Another recent example film I was nuts about was X-Men: Days of Future Past. I have a big soft spot for X-Men movies and books anyway, and I have since I was a kid, but this one was my favorite (the previous film, The Wolverine, is a very close second) (again: I will fight you). It was a clever, exciting film which reunited the original X-Men cast, then sent Wolverine back in time to the 1970s, to meet up with the X-Men: First Class cast. I loved the hell out of it.

So what if we revisited the original comic? Well, the original famous Days of Future Past storyline is…two whole issues long. (And a weird tidbit. The story is set in the present day of 1981, and Kitty Pryde has come from the far-off future of…2013). It’s two issues long, and it completely lacks the movie-length build and focus. It’s a clever concept and a tiny story, and then we move on to other hyperactive Chris Claremont X-Men stories (which ARE ALL VERY DRAMATIC!!!) (I am not criticizing, true believers. I love ’em. But they do read like they’re insane on caffeine and melodrama.)
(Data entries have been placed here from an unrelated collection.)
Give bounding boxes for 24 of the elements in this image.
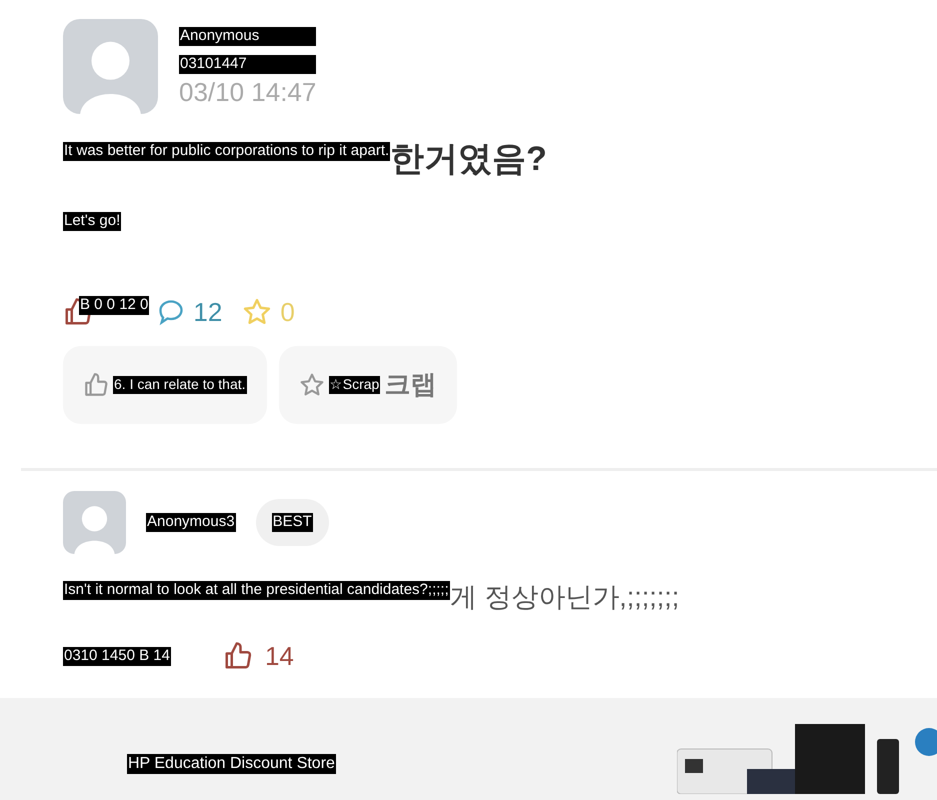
avatar-icon: [63, 19, 158, 114]
post-body: Let's go!: [63, 212, 122, 231]
comment-like-count: 14: [264, 640, 294, 673]
thumbs-up-icon: [222, 641, 253, 672]
post-title-tail: 한거였음?: [390, 142, 547, 176]
comment-text-tail: 게 정상아닌가,;;;;;;;: [450, 584, 680, 611]
scrap-count: 0: [280, 296, 295, 329]
author-id: 03101447: [179, 54, 316, 74]
comment-text: Isn't it normal to look at all the presidential candidates?;;;;;: [63, 580, 450, 600]
commenter-name: Anonymous3: [146, 512, 236, 532]
author-name: Anonymous: [179, 27, 316, 46]
post-time: 03/10 14:47: [179, 78, 316, 104]
avatar-icon: [63, 490, 126, 554]
stats-text: B 0 0 12 0: [79, 296, 150, 315]
post-title: It was better for public corporations to rip it apart.: [63, 142, 390, 161]
ad-banner[interactable]: HP Education Discount Store: [0, 698, 937, 800]
star-icon: [298, 372, 325, 398]
ad-title: HP Education Discount Store: [127, 754, 336, 774]
comment-meta: 0310 1450 B 14: [63, 646, 171, 666]
best-badge: BEST: [256, 498, 329, 546]
comment-icon: [157, 298, 186, 326]
like-button[interactable]: 6. I can relate to that.: [63, 346, 267, 424]
thumbs-up-icon: [83, 372, 109, 398]
comment-count: 12: [193, 296, 222, 329]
it IS a cool comic, though. And so SUBTLE

it IS a cool comic, though. And so SUBTLE

At the end of X-Men: Days of Future Past, there’s a small mysterious scene which alludes to the next movie, X-Men: Apocalypse. It’s based, I assume, off the 1995 Age of Apocalypse storyline. Neat! Let’s read that before the movie comes out. Here’s the Wikipedia list of what to reohmygod help it’s an avalanche of comic titles

If it sounds like I’m being deliberately simplistic and obtuse about all this…well, yes, I am. The fact is that I’m approaching this from the point of a view of a non-comics reader, who comes at all of this from a perspective of having loved a film and wanting to check out more material along the same lines. It’s very different if you grew up reading comics and are kind of used to it. It’s the same as trying to experience a soap opera for the first time, say, when all you’re used to is episodic TV shows where each episode is a self-contained story. And also, in this case, you have to watch every soap opera because they’re all interconnected all the time. It can be daunting and weird for potential fans.

Do I have any solutions? Not really, since I think I’m musing on a peculiar disparity, rather than outlining an actual major problem. To be honest, I think plenty of people are happy to take the films as films, while other fans will take the films and the comics without issue. This is just me finding the sharp difference between them a peculiar and unique aspect of comics, and the films that come out of them.